Comparative Analysis of Within-Host Dynamics of Acute Infection and Viral Rebound Dynamics in Postnatally SHIV-Infected ART-Treated Infant Rhesus Macaques.

Viral dynamics of acute HIV infection and HIV rebound following suspension of antiretroviral therapy may be qualitatively similar but must differ given, for one, development of adaptive immune responses. Understanding the differences of acute HIV infection and viral rebound dynamics in pediatric populations may provide insights into the mechanisms of viral control with potential implications for vaccine design and the development of effective targeted therapeutics for infants and children. Mathematical models have been a crucial tool to elucidate the complex processes driving viral infections within the host. Traditionally, acute HIV infection has been modeled with a standard model of viral dynamics initially developed to explore viral decay during treatment, while viral rebound has necessitated extensions of that standard model to incorporate explicit immune responses. Previous efforts to fit these models to viral load data have underscored differences between the two infection stages, such as increased viral clearance rate and increased death rate of infected cells during rebound.
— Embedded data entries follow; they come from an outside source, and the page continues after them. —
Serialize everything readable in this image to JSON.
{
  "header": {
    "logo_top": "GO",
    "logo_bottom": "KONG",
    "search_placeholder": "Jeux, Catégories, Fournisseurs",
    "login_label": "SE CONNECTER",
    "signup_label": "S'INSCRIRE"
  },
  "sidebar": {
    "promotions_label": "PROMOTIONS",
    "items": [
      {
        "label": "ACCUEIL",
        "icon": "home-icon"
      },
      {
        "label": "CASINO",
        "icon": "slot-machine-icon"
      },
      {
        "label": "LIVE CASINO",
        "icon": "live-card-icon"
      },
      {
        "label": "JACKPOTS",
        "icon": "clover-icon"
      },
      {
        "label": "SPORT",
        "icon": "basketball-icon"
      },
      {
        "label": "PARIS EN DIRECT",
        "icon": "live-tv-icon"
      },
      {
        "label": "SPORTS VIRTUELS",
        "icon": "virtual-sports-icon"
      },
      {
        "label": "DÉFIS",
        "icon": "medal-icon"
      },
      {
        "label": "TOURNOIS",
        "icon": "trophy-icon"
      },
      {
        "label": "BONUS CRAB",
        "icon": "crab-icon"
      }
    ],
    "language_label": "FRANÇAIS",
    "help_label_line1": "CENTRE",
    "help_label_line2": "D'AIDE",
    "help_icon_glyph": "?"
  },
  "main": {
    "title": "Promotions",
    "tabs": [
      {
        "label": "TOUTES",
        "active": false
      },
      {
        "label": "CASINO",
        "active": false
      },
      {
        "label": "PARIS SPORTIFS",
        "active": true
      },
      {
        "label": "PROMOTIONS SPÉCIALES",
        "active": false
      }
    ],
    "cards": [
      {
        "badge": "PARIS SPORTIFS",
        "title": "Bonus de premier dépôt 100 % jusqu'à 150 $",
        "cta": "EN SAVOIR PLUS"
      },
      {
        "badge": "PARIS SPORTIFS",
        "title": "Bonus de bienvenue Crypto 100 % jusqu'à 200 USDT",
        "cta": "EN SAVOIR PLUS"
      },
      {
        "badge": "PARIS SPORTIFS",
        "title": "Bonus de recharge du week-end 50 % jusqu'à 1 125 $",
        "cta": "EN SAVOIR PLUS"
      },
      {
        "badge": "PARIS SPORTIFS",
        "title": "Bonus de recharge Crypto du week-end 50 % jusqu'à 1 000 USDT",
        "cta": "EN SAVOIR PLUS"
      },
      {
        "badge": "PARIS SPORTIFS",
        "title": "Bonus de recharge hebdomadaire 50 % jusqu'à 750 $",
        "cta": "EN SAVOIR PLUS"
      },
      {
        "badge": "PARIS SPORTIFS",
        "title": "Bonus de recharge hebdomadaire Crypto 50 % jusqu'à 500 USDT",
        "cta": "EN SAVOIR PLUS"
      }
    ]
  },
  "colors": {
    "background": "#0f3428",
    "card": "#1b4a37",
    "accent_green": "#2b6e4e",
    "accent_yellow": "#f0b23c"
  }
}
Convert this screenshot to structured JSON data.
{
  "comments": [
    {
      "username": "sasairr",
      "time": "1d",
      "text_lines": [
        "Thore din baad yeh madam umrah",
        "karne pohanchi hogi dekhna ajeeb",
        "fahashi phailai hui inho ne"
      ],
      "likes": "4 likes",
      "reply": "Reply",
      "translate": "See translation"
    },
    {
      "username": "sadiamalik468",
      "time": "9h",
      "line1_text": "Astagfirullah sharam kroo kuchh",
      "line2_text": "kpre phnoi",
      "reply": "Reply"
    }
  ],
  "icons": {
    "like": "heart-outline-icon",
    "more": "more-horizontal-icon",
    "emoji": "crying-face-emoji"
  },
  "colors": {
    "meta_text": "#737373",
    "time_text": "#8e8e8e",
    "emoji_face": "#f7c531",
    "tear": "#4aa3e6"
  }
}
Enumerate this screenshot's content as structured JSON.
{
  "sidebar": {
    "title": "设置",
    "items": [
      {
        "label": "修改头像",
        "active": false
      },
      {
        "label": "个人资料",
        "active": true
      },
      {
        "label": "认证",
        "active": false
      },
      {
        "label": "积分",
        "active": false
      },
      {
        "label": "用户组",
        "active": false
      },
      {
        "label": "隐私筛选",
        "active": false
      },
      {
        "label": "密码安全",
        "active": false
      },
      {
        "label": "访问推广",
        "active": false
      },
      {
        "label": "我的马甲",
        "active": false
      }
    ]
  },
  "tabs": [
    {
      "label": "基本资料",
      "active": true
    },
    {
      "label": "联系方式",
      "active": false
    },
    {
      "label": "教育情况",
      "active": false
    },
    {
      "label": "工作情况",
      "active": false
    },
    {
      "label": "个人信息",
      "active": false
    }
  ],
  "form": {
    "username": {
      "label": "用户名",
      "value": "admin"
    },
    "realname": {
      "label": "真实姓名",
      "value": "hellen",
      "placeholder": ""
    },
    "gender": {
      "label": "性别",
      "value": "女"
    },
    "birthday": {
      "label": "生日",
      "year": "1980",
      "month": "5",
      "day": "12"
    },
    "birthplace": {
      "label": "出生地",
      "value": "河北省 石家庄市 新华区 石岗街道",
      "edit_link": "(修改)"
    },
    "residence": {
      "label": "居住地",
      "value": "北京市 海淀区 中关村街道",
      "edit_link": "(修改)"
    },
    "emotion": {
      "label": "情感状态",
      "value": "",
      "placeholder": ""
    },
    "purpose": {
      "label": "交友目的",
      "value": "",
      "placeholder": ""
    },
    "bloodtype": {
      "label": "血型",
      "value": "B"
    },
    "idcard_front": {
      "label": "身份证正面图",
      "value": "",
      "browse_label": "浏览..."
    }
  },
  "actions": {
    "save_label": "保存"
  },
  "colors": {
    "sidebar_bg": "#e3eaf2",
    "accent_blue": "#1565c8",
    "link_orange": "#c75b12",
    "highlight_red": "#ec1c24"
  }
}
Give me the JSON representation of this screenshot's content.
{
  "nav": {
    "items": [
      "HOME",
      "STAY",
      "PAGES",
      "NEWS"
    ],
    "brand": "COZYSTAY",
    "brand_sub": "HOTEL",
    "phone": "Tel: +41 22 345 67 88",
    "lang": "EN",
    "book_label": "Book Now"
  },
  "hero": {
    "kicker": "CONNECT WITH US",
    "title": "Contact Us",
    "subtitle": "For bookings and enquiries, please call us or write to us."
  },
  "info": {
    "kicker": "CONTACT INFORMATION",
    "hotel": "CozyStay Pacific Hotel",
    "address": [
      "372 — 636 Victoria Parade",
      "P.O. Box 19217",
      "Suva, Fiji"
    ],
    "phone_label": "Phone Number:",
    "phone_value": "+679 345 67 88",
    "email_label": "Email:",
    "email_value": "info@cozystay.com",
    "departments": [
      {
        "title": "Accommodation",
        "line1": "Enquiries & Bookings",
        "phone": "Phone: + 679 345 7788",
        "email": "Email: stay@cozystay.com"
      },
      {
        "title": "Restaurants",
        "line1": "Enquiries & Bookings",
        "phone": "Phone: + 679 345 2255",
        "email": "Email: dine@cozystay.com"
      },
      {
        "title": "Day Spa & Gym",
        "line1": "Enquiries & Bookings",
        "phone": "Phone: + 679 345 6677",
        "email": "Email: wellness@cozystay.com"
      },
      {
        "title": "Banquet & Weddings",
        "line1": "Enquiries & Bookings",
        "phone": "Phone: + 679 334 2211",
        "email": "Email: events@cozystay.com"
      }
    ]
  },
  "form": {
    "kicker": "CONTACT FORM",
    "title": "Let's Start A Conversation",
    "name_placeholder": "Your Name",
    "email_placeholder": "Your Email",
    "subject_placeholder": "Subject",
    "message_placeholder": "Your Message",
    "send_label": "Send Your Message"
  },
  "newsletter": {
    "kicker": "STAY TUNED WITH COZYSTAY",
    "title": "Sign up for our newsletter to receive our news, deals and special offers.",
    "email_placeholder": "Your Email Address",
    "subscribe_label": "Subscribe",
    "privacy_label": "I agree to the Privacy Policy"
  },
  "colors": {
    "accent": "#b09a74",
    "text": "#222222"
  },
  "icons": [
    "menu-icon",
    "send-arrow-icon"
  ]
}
However, these findings have been predicated on viral load measurements from disparate adult individuals. In this study, we aim to bridge this gap, in infants, by comparing the dynamics of acute infection and viral rebound within the same individuals by leveraging an infant nonhuman primate Simian/Human Immunodeficiency Virus (SHIV) infection model. Ten infant Rhesus macaques (RMs) orally challenged with SHIV.C.CH505 375H dCT and given ART at 8 weeks post-infection. These infants were then monitored for up to 60 months post-infection with serial viral load and immune measurements. We use the HIV standard viral dynamics model fitted to viral load measurements in a nonlinear mixed effects framework. We find that the primary difference between acute infection and rebound is the increased death rate of infected cells during rebound. We use these findings to generate hypotheses on the effects of adaptive immune responses. We leverage these findings to formulate hypotheses to elucidate the observed results and provide arguments to support the notion that delayed viral rebound is characterized by a stronger CD8+ T cell response.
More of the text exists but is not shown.